In “The Wolf,” Slater systematically hacks a financial company through overlooked print security vulnerabilities, from the mailroom to the boardroom. Everyday office happenings turn ominous as Slater exploits unsuspecting victims at every level who give him access to the company’s networks through unsecured printers. The story culminates with Slater metaphorically and literally releasing the company’s secrets to the entire world. Why? “Because he can.” These stories bring printer security vulnerabilities to the forefront with IT decision makers and the larger business community, shining a light on HP’s Print Security solutions.

Execution

Based on IT conversations we were seeing online, it was clear this audience loves entertaining content that portrays IT authentically.

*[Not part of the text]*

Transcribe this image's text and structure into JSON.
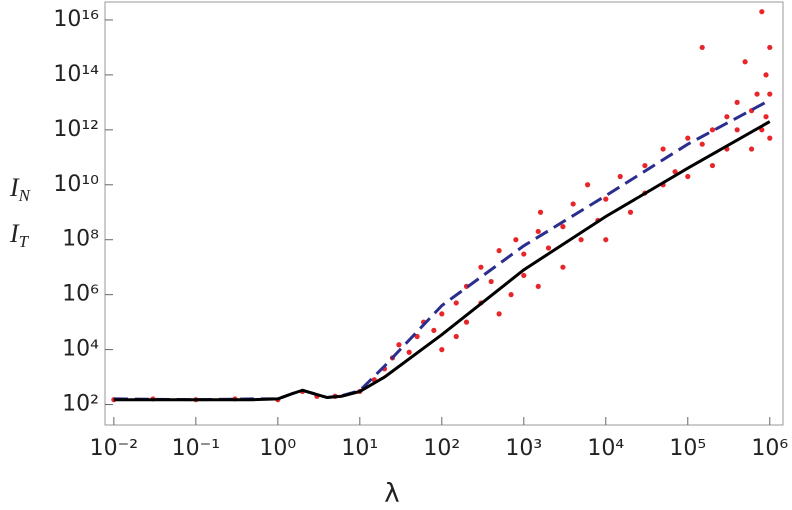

Many pieces came together within a short timeline. Hollywood screenwriters, copywriters, and HP security experts collaborated on the script, ensuring an entertaining and realistic series. Christian Slater was identified and signed for his IT community following. Real malware code was written.

A movie trailer promoted the film on major social channels. Four 90-second episodes built on each other and stood alone. They were retargeted sequentially so that viewers could watch each episode straight from their social feeds. Films lived on YouTube, Facebook, Twitter, IT endemic sites, and a customized interactive branded micro-site. Paid media promoted the films and episodes globally, including paid social, partnerships with leading IT security news sites, social posts from Christian Slater, and a massive PR push including a custom movie poster and behind the scenes content.

Outcome

“The Wolf” generated unprecedented awareness, 45,000 hours of video consumption in the first two weeks on YouTube and over 12.5 million views in the first two months. The initiative had 118 million earned PR impressions and received 66 editorial placements worldwide.

Andy Slawetsky of research lab Industry Analysts said, “It's the first thing I've EVER seen that really shows what a potential threat this is. WELL DONE!” The IT community confirmed the validity of the featured hacks on Reddit and in YouTube comments as the campaign garnered earned coverage in VentureBeat, Fast Company, Gizmodo, CNET, Adage, and PC Magazine.

On LinkedIn, “The Wolf” nearly doubled the platform’s benchmark .3% engagement rate rate at .6%—a crucial channel for the IT security community. On the IT website Spiceworks, “The Wolf" resulted in a 85% view rate, shattering its 54% benchmark.

The campaign has led to dozens of major sales opportunities for HP.